The $C-OandC-S$ bond lengths of $OCS$ has to be determined.

Concept Introduction:

The bond length of a given molecule can be found out from its moment of inertia as moment of inertia is the product of mass and bond length.

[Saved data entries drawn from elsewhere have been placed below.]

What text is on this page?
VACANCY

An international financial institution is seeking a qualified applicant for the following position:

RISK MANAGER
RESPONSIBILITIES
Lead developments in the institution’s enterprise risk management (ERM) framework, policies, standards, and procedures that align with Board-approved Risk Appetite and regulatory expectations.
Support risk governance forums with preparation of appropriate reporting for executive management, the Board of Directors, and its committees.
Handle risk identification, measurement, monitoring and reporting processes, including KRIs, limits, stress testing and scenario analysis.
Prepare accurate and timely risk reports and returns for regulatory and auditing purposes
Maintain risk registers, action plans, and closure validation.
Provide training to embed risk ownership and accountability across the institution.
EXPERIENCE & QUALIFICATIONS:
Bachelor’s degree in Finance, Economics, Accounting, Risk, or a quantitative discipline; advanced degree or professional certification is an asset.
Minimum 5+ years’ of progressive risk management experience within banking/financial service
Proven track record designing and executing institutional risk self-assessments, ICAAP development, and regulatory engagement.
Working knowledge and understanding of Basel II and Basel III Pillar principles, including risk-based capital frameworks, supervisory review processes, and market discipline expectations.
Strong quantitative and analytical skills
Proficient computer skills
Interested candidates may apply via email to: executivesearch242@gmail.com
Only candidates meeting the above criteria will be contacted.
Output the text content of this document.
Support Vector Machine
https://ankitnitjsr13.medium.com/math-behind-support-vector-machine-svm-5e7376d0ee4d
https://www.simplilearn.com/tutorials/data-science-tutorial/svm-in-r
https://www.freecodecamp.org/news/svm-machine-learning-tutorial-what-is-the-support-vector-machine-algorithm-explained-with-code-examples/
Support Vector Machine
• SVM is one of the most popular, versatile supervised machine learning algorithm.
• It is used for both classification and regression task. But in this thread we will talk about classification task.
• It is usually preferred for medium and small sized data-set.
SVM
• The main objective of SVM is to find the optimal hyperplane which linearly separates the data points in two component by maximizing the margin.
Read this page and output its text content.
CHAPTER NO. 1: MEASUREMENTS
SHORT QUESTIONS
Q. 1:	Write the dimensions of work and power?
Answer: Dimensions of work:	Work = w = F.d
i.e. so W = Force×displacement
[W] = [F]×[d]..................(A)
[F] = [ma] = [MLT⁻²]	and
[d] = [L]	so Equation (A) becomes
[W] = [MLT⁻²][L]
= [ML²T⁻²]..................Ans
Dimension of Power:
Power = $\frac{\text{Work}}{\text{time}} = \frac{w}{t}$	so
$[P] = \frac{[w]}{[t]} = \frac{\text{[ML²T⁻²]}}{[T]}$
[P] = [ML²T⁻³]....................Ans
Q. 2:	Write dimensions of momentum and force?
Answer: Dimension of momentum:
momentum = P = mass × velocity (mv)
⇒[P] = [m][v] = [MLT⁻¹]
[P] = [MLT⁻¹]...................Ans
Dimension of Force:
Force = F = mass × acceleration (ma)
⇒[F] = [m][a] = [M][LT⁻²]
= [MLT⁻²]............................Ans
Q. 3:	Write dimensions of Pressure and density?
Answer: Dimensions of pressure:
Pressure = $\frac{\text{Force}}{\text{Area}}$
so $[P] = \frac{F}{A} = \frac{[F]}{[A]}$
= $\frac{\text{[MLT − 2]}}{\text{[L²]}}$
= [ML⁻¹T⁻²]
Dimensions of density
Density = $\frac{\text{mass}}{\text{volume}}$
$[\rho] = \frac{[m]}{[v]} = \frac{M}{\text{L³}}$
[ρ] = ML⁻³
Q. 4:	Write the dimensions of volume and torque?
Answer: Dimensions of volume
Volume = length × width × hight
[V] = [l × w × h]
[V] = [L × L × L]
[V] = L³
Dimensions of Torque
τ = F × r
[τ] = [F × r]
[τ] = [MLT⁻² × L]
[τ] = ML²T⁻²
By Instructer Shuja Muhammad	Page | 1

$\begin{array}{l}I=\mu R^2\\ \\ R=\sqrt{\frac{I}{\mu }}\end{array}$

Answer to Problem 11.5P

The $C-OandC-S$ bond lengths of $OCS$ has been determined to be $116.28pm$ and $145.97pm$ respectively.

Explanation of Solution

The moment of inertia of $OCS$

$I=m_O{R}_{CO}^2+m_S{R}_{CS}^2-\frac{{\left(m_O{R}_{CO}-m_S{R}_{CS}\right)}^2}{M}$

It can be arranged further,

$I=\frac{m_O{m}_S}{M}{\left(R_{CO}+R_{CS}\right)}^2+\frac{m_O{m}_C}{M}{R}_{CO}^2+\frac{m_O{m}_S}{M}{R}_{CS}^2$

Now

$\begin{array}{l}I\left({}^{16}{O}^{12}{C}^{32}S\right)=\left(\frac{m\left({}^{16}O\right)m\left({}^{32}S\right)}{m\left({}^{16}{O}^{12}{C}^{32}S\right)}\right)\times {\left(R_{CO}+R_{CS}\right)}^2+\left(\frac{m\left({}^{12}C\right)m\left({}^{16}O\right)R_{CO}^2+m\left({}^{12}C\right)m\left({}^{32}S\right)R_{CS}^2}{m\left({}^{16}{O}^{12}{C}^{32}S\right)}\right)\\ \\ I\left({}^{16}{O}^{12}{C}^{34}S\right)=\left(\frac{m\left({}^{16}O\right)m\left({}^{34}S\right)}{m\left({}^{16}{O}^{12}{C}^{34}S\right)}\right)\times {\left(R_{CO}+R_{CS}\right)}^2+\left(\frac{m\left({}^{12}C\right)m\left({}^{16}O\right)R_{CO}^2+m\left({}^{12}C\right)m\left({}^{34}S\right)R_{CS}^2}{m\left({}^{16}{O}^{12}{C}^{34}S\right)}\right)\end{array}$

Where,

$\begin{array}{l}m\left({}^{16}O\right)=15.9949u\\ \\ m\left({}^{12}C\right)=12.0000u\\ \\ m\left({}^{32}S\right)=31.9721u\\ \\ m\left({}^{34}S\right)=33.9679u\end{array}$

$\begin{array}{l}I\left({}^{16}{O}^{12}{C}^{32}S\right)/u=\left(8.5279\right)\times {\left(R_{CO}+R_{CS}\right)}^2+\left(0.20011\right)\times \left(15.994R_{CO}^2+31.9721R_{CS}^2\right)\\ \\ I\left({}^{16}{O}^{12}{C}^{34}S\right)/u=\left(8.7684\right)\times {\left(R_{CO}+R_{CS}\right)}^2+\left(0.19366\right)\times \left(15.994R_{CO}^2+33.9679R_{CS}^2\right)\end{array}$

After putting the value of moment of inertia into the above equation,

$\begin{array}{l}137.9934\times {10}^{-47}{m}^2=\left(1.4161\times {10}^{-26}\right)\times {\left(R_{CO}+R_{CS}\right)}^2+\left(5.3150\times {10}^{-27}{R}_{CO}^2\right)+\left(1.0624\times {10}^{-26}{R}_{CS}^2\right)\\ \\ 70.7288\times {10}^{-47}{m}^2=\left(1.4560\times {10}^{-26}\right)\times {\left(R_{CO}+R_{CS}\right)}^2+\left(5.1437\times {10}^{-27}{R}_{CO}^2\right)+\left(1.0923\times {10}^{-26}{R}_{CS}^2\right)\end{array}$

After solving this complex equations, the outcome is $R_{CO}=116.28pm$ and $R_{CS}=145.97pm$.